船は、順調に進みます。やがて立派な倉庫や商店がびっしり並ぶ街が見えてきました。巨大な船も行き交います。その日の午後、私たちは無事ラーヴィの港に到着しました。


「若旦那さん、乗せていただきありがとうございました」

荷主達、慌ただしく荷下ろしを行う喧騒の中、私は船を降りて御礼をいいます。


すると、荷主の一人が私を見ながら若旦那さんと話を始めます。若旦那さん、うれしそうに顔色を輝かせて、


「ラシルさん、こちらの方が、貴女の荷を買い取りたいそうです!」

「え、本当・・・?」

荒天で他船の到着が不明となり、今なら高値で荷がさばけるとのこと。無事荷物を運べたお礼だそうです。私が、商品を伝えるとその買い主さん、


「軟膏100個と洗い粉100個、合わせてこれでどうでしょう?」

そう言って片手の指を立てます・・・。


「え、そんな高値で・・・?」

「洗い粉は、ザムでも珍しい商品です・・・」

と買い主さん、お金のやり取りは、若旦那さんの商店通して下さい、といいながら笑顔で頷きます。


「ラシルさん、私の店は都大通りの北、タルムという寺院の向かいにあります」

支払日は月末です。それまでに、用事を済ませられますか? と証文を用意する若旦那さん。

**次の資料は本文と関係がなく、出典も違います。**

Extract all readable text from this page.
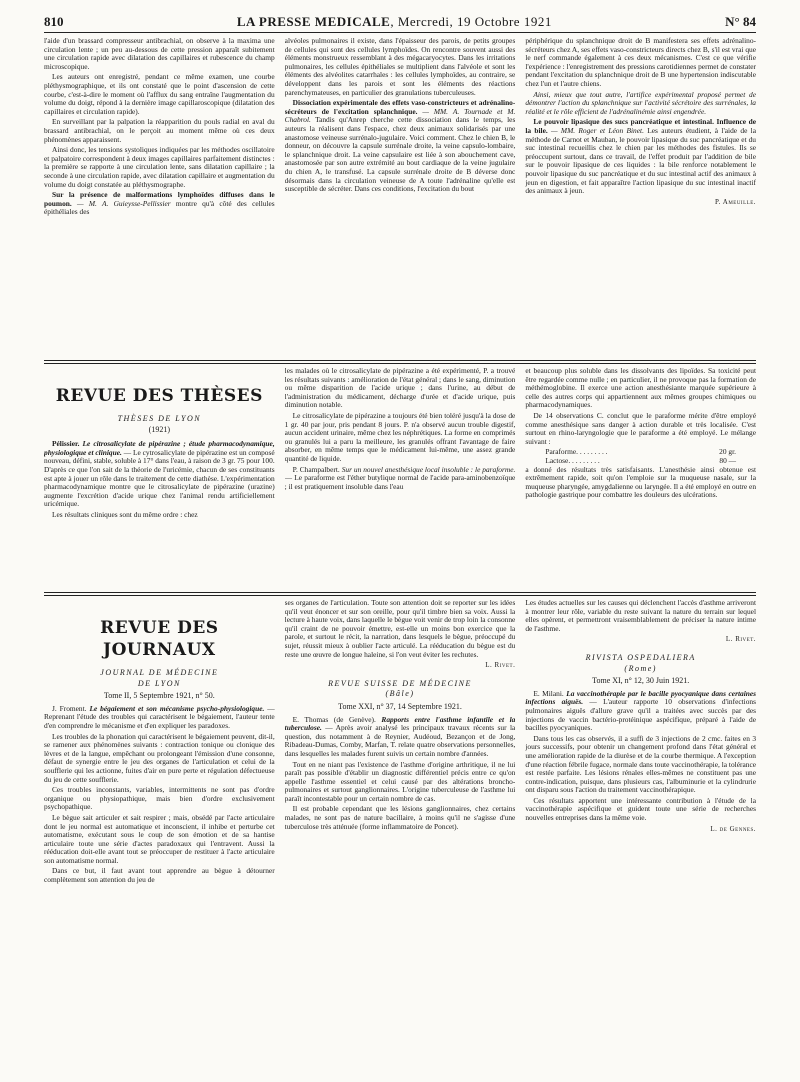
810	LA PRESSE MEDICALE, Mercredi, 19 Octobre 1921	N° 84

l'aide d'un brassard compresseur antibrachial, on observe à la maxima une circulation lente ; un peu au-dessous de cette pression apparaît subitement une circulation rapide avec dilatation des capillaires et rubescence du champ microscopique.

Les auteurs ont enregistré, pendant ce même examen, une courbe pléthysmographique, et ils ont constaté que le point d'ascension de cette courbe, c'est-à-dire le moment où l'afflux du sang entraîne l'augmentation du volume du doigt, répond à la dernière image capillaroscopique (dilatation des capillaires et circulation rapide).

En surveillant par la palpation la réapparition du pouls radial en aval du brassard antibrachial, on le perçoit au moment même où ces deux phénomènes apparaissent.

Ainsi donc, les tensions systoliques indiquées par les méthodes oscillatoire et palpatoire correspondent à deux images capillaires parfaitement distinctes : la première se rapporte à une circulation lente, sans dilatation capillaire ; la seconde à une circulation rapide, avec dilatation capillaire et augmentation du volume du doigt constatée au pléthysmographe.

Sur la présence de malformations lymphoïdes diffuses dans le poumon. — M. A. Guieysse-Pellissier montre qu'à côté des cellules épithéliales des

alvéoles pulmonaires il existe, dans l'épaisseur des parois, de petits groupes de cellules qui sont des cellules lymphoïdes. On rencontre souvent aussi des éléments monstrueux ressemblant à des mégacaryocytes. Dans les irritations pulmonaires, les cellules épithéliales se multiplient dans l'alvéole et sont les éléments des alvéolites catarrhales : les cellules lymphoïdes, au contraire, se développent dans les parois et sont les éléments des réactions parenchymateuses, en particulier des granulations tuberculeuses.

Dissociation expérimentale des effets vaso-constricteurs et adrénalino-sécréteurs de l'excitation splanchnique. — MM. A. Tournade et M. Chabrol. Tandis qu'Anrep cherche cette dissociation dans le temps, les auteurs la réalisent dans l'espace, chez deux animaux solidarisés par une anastomose veineuse surrénalo-jugulaire. Voici comment. Chez le chien B, le donneur, on découvre la capsule surrénale droite, la veine capsulo-lombaire, le splanchnique droit. La veine capsulaire est liée à son abouchement cave, anastomosée par son autre extrémité au bout cardiaque de la veine jugulaire du chien A, le transfusé. La capsule surrénale droite de B déverse donc désormais dans la circulation veineuse de A toute l'adrénaline qu'elle est susceptible de sécréter. Dans ces conditions, l'excitation du bout

périphérique du splanchnique droit de B manifestera ses effets adrénalino-sécréteurs chez A, ses effets vaso-constricteurs directs chez B, s'il est vrai que le nerf commande également à ces deux mécanismes. C'est ce que vérifie l'expérience : l'enregistrement des pressions carotidiennes permet de constater pendant l'excitation du splanchnique droit de B une hypertension indiscutable chez l'un et l'autre chiens.

Ainsi, mieux que tout autre, l'artifice expérimental proposé permet de démontrer l'action du splanchnique sur l'activité sécrétoire des surrénales, la réalité et le rôle efficient de l'adrénalinémie ainsi engendrée.

Le pouvoir lipasique des sucs pancréatique et intestinal. Influence de la bile. — MM. Roger et Léon Binet. Les auteurs étudient, à l'aide de la méthode de Carnot et Mauban, le pouvoir lipasique du suc pancréatique et du suc intestinal recueillis chez le chien par les méthodes des fistules. Ils se préoccupent surtout, dans ce travail, de l'effet produit par l'addition de bile sur le pouvoir lipasique de ces liquides : la bile renforce notablement le pouvoir lipasique du suc pancréatique et du suc intestinal actif des animaux à jeun en digestion, et fait apparaître l'action lipasique du suc intestinal inactif des animaux à jeun.

P. Ameuille.
REVUE DES THÈSES
THÈSES DE LYON
(1921)

Pélissier. Le citrosalicylate de pipérazine ; étude pharmacodynamique, physiologique et clinique. — Le cytrosalicylate de pipérazine est un composé nouveau, défini, stable, soluble à 17° dans l'eau, à raison de 3 gr. 75 pour 100. D'après ce que l'on sait de la théorie de l'uricémie, chacun de ses constituants est apte à jouer un rôle dans le traitement de cette diathèse. L'expérimentation pharmacodynamique montre que le citrosalicylate de pipérazine (urazine) augmente l'excrétion d'acide urique chez l'animal rendu artificiellement uricémique.

Les résultats cliniques sont du même ordre : chez

les malades où le citrosalicylate de pipérazine a été expérimenté, P. a trouvé les résultats suivants : amélioration de l'état général ; dans le sang, diminution ou même disparition de l'acide urique ; dans l'urine, au début de l'administration du médicament, décharge d'urée et d'acide urique, puis diminution notable.

Le citrosalicylate de pipérazine a toujours été bien toléré jusqu'à la dose de 1 gr. 40 par jour, pris pendant 8 jours. P. n'a observé aucun trouble digestif, aucun accident urinaire, même chez les néphrétiques. La forme en comprimés ou granulés lui a paru la meilleure, les granulés offrant l'avantage de faire absorber, en même temps que le médicament lui-même, une assez grande quantité de liquide.

P. Champalbert. Sur un nouvel anesthésique local insoluble : le paraforme. — Le paraforme est l'éther butylique normal de l'acide para-aminobenzoïque ; il est pratiquement insoluble dans l'eau

et beaucoup plus soluble dans les dissolvants des lipoïdes. Sa toxicité peut être regardée comme nulle ; en particulier, il ne provoque pas la formation de méthémoglobine. Il exerce une action anesthésiante marquée supérieure à celle des autres corps qui appartiennent aux mêmes groupes chimiques ou pharmacodynamiques.

De 14 observations C. conclut que le paraforme mérite d'être employé comme anesthésique sans danger à action durable et très localisée. C'est surtout en rhino-laryngologie que le paraforme a été employé. Le mélange suivant :

Paraforme. . . . . . . . .	20 gr.
Lactose. . . . . . . . .	80 —

a donné des résultats très satisfaisants. L'anesthésie ainsi obtenue est extrêmement rapide, soit qu'on l'emploie sur la muqueuse nasale, sur la muqueuse pharyngée, amygdalienne ou laryngée. Il a été employé en outre en pathologie gastrique pour combattre les douleurs des ulcérations.

REVUE DES JOURNAUX
JOURNAL DE MÉDECINE
DE LYON
Tome II, 5 Septembre 1921, n° 50.

J. Froment. Le bégaiement et son mécanisme psycho-physiologique. — Reprenant l'étude des troubles qui caractérisent le bégaiement, l'auteur tente d'en comprendre le mécanisme et d'en expliquer les paradoxes.

Les troubles de la phonation qui caractérisent le bégaiement peuvent, dit-il, se ramener aux phénomènes suivants : contraction tonique ou clonique des lèvres et de la langue, empêchant ou prolongeant l'émission d'une consonne, défaut de synergie entre le jeu des organes de l'articulation et celui de la soufflerie qui les actionne, fuites d'air en pure perte et régulation défectueuse du jeu de cette soufflerie.

Ces troubles inconstants, variables, intermittents ne sont pas d'ordre organique ou physiopathique, mais bien d'ordre exclusivement psychopathique.

Le bègue sait articuler et sait respirer ; mais, obsédé par l'acte articulaire dont le jeu normal est automatique et inconscient, il inhibe et perturbe cet automatisme, exécutant sous le coup de son émotion et de sa hantise articulaire toute une série d'actes paradoxaux qui l'entravent. Aussi la rééducation doit-elle avant tout se préoccuper de restituer à l'acte articulaire son automatisme normal.

Dans ce but, il faut avant tout apprendre au bègue à détourner complètement son attention du jeu de

ses organes de l'articulation. Toute son attention doit se reporter sur les idées qu'il veut énoncer et sur son oreille, pour qu'il timbre bien sa voix. Aussi la lecture à haute voix, dans laquelle le bègue voit venir de trop loin la consonne qu'il craint de ne pouvoir émettre, est-elle un moins bon exercice que la parole, et surtout le récit, la narration, dans lesquels le bègue, préoccupé du sujet, réussit mieux à oublier l'acte articulé. La rééducation du bègue est du reste une œuvre de longue haleine, si l'on veut éviter les rechutes.

L. Rivet.
REVUE SUISSE DE MÉDECINE
(Bâle)
Tome XXI, n° 37, 14 Septembre 1921.

E. Thomas (de Genève). Rapports entre l'asthme infantile et la tuberculose. — Après avoir analysé les principaux travaux récents sur la question, dus notamment à de Reynier, Audéoud, Bezançon et de Jong, Ribadeau-Dumas, Comby, Marfan, T. relate quatre observations personnelles, dans lesquelles les malades furent suivis un certain nombre d'années.

Tout en ne niant pas l'existence de l'asthme d'origine arthritique, il ne lui paraît pas possible d'établir un diagnostic différentiel précis entre ce qu'on appelle l'asthme essentiel et celui causé par des altérations broncho-pulmonaires et surtout ganglionnaires. L'origine tuberculeuse de l'asthme lui paraît incontestable pour un certain nombre de cas.

Il est probable cependant que les lésions ganglionnaires, chez certains malades, ne sont pas de nature bacillaire, à moins qu'il ne s'agisse d'une tuberculose très atténuée (forme inflammatoire de Poncet).

Les études actuelles sur les causes qui déclenchent l'accès d'asthme arriveront à montrer leur rôle, variable du reste suivant la nature du terrain sur lequel elles opèrent, et permettront vraisemblablement de préciser la nature intime de l'asthme.

L. Rivet.
RIVISTA OSPEDALIERA
(Rome)
Tome XI, n° 12, 30 Juin 1921.

E. Milani. La vaccinothérapie par le bacille pyocyanique dans certaines infections aiguës. — L'auteur rapporte 10 observations d'infections pulmonaires aiguës d'allure grave qu'il a traitées avec succès par des injections de vaccin bactério-protéinique aspécifique, préparé à l'aide de bacilles pyocyaniques.

Dans tous les cas observés, il a suffi de 3 injections de 2 cmc. faites en 3 jours successifs, pour obtenir un changement profond dans l'état général et une amélioration rapide de la diurèse et de la courbe thermique. A l'exception d'une réaction fébrile fugace, normale dans toute vaccinothérapie, la tolérance est restée parfaite. Les lésions rénales elles-mêmes ne constituent pas une contre-indication, puisque, dans plusieurs cas, l'albuminurie et la cylindrurie ont disparu sous l'action du traitement vaccinothérapique.

Ces résultats apportent une intéressante contribution à l'étude de la vaccinothérapie aspécifique et guident toute une série de recherches nouvelles entreprises dans la même voie.

L. de Gennes.
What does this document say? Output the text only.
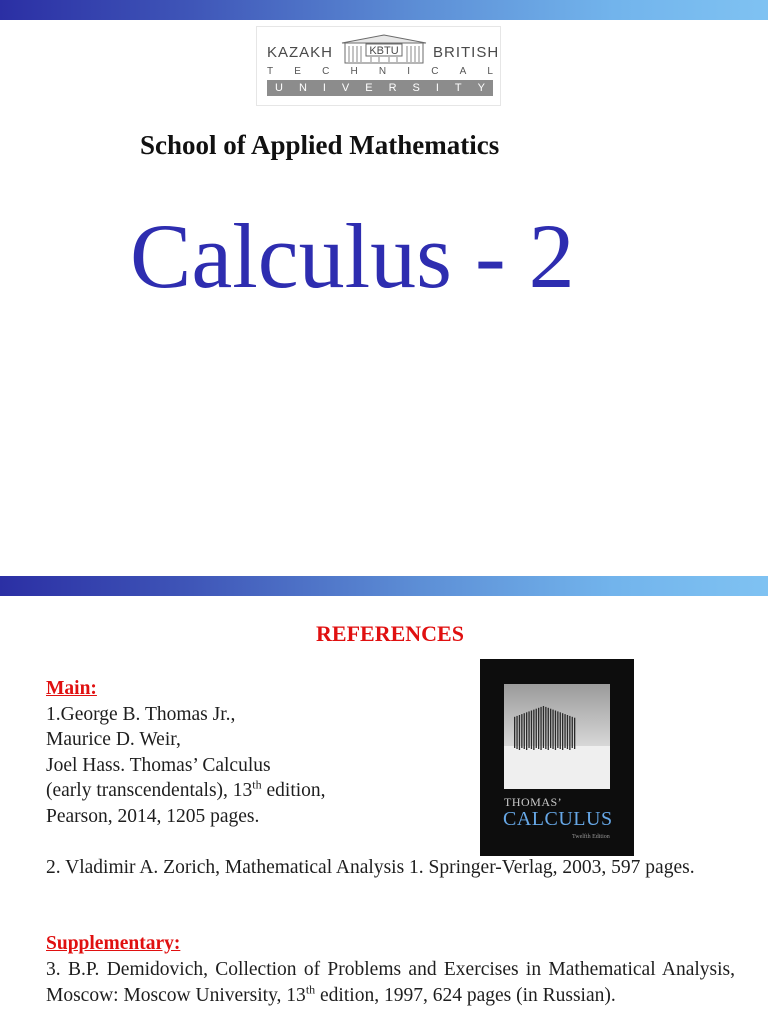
KAZAKH	KBTU BRITISH
T E C H N I C A L
U N I V E R S I T Y
School of Applied Mathematics
Calculus - 2
REFERENCES
THOMAS’
CALCULUS
Twelfth Edition
Main:
1.George B. Thomas Jr.,
Maurice D. Weir,
Joel Hass. Thomas’ Calculus
(early transcendentals), 13th edition,
Pearson, 2014, 1205 pages.
2. Vladimir A. Zorich, Mathematical Analysis 1. Springer-Verlag, 2003, 597 pages.
Supplementary:
3. B.P. Demidovich, Collection of Problems and Exercises in Mathematical Analysis, Moscow: Moscow University, 13th edition, 1997, 624 pages (in Russian).
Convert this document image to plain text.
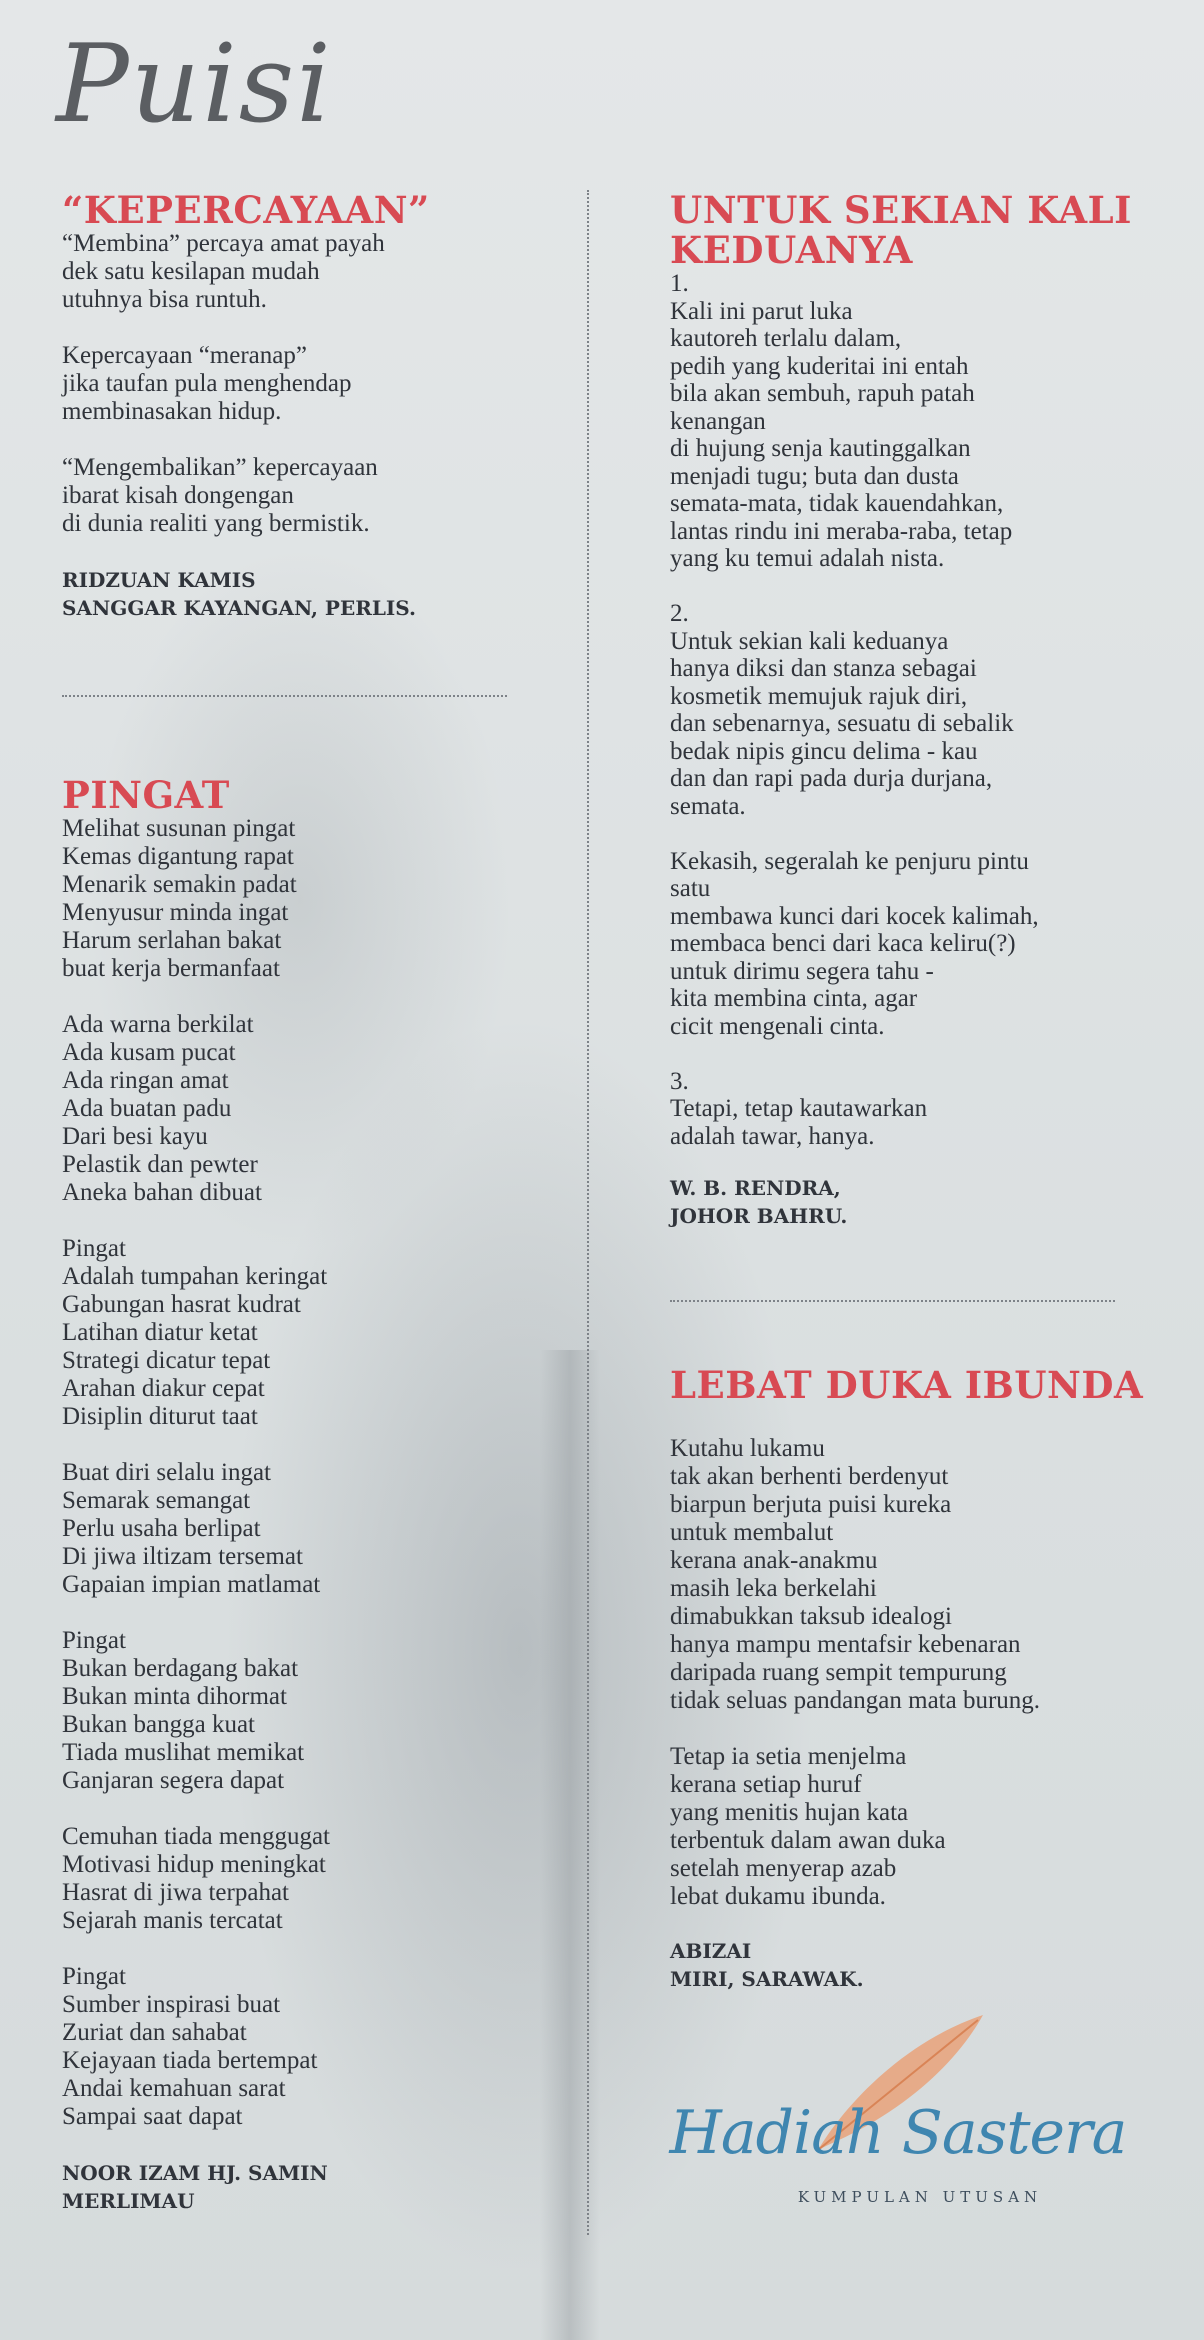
Puisi
“KEPERCAYAAN”

“Membina” percaya amat payah
dek satu kesilapan mudah
utuhnya bisa runtuh.

Kepercayaan “meranap”
jika taufan pula menghendap
membinasakan hidup.

“Mengembalikan” kepercayaan
ibarat kisah dongengan
di dunia realiti yang bermistik.

RIDZUAN KAMIS
SANGGAR KAYANGAN, PERLIS.

PINGAT

Melihat susunan pingat
Kemas digantung rapat
Menarik semakin padat
Menyusur minda ingat
Harum serlahan bakat
buat kerja bermanfaat

Ada warna berkilat
Ada kusam pucat
Ada ringan amat
Ada buatan padu
Dari besi kayu
Pelastik dan pewter
Aneka bahan dibuat

Pingat
Adalah tumpahan keringat
Gabungan hasrat kudrat
Latihan diatur ketat
Strategi dicatur tepat
Arahan diakur cepat
Disiplin diturut taat

Buat diri selalu ingat
Semarak semangat
Perlu usaha berlipat
Di jiwa iltizam tersemat
Gapaian impian matlamat

Pingat
Bukan berdagang bakat
Bukan minta dihormat
Bukan bangga kuat
Tiada muslihat memikat
Ganjaran segera dapat

Cemuhan tiada menggugat
Motivasi hidup meningkat
Hasrat di jiwa terpahat
Sejarah manis tercatat

Pingat
Sumber inspirasi buat
Zuriat dan sahabat
Kejayaan tiada bertempat
Andai kemahuan sarat
Sampai saat dapat

NOOR IZAM HJ. SAMIN
MERLIMAU

UNTUK SEKIAN KALI KEDUANYA

1.
Kali ini parut luka
kautoreh terlalu dalam,
pedih yang kuderitai ini entah
bila akan sembuh, rapuh patah
kenangan
di hujung senja kautinggalkan
menjadi tugu; buta dan dusta
semata-mata, tidak kauendahkan,
lantas rindu ini meraba-raba, tetap
yang ku temui adalah nista.

2.
Untuk sekian kali keduanya
hanya diksi dan stanza sebagai
kosmetik memujuk rajuk diri,
dan sebenarnya, sesuatu di sebalik
bedak nipis gincu delima - kau
dan dan rapi pada durja durjana,
semata.

Kekasih, segeralah ke penjuru pintu
satu
membawa kunci dari kocek kalimah,
membaca benci dari kaca keliru(?)
untuk dirimu segera tahu -
kita membina cinta, agar
cicit mengenali cinta.

3.
Tetapi, tetap kautawarkan
adalah tawar, hanya.

W. B. RENDRA,
JOHOR BAHRU.

LEBAT DUKA IBUNDA

Kutahu lukamu
tak akan berhenti berdenyut
biarpun berjuta puisi kureka
untuk membalut
kerana anak-anakmu
masih leka berkelahi
dimabukkan taksub idealogi
hanya mampu mentafsir kebenaran
daripada ruang sempit tempurung
tidak seluas pandangan mata burung.

Tetap ia setia menjelma
kerana setiap huruf
yang menitis hujan kata
terbentuk dalam awan duka
setelah menyerap azab
lebat dukamu ibunda.

ABIZAI
MIRI, SARAWAK.

Hadiah Sastera
KUMPULAN UTUSAN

「ちょうどええ、最初の神殿はタルム寺院の中だ・・・」

「じゃあ、それまでに鳥族の聖地いきましょう!」

私は、お婆様の言葉にそう答えると、と何故かご立腹の様子。


「あの山まで何日かかると思っとる!」

「飛んでいけば二日もかかりませんよね?」

「・・・」

お婆様、あきれ顔です。


「聖地までの行脚も肝心な事。アンタ、それが、功徳になるのがわからんのか?」

「功徳なら、船に乗るときに積みました。それに、私、信者でもありません!」

「・・・」

お婆様、好きにするがいい、と苦々し気に言い残しその場を去って行きます。


「若旦那さん、月末に伺いますね!」

思いがけず順調に事が運びそう、嬉しい!


若旦那さん、去っていくお婆様と私を見比べ、少し困った顔をしています。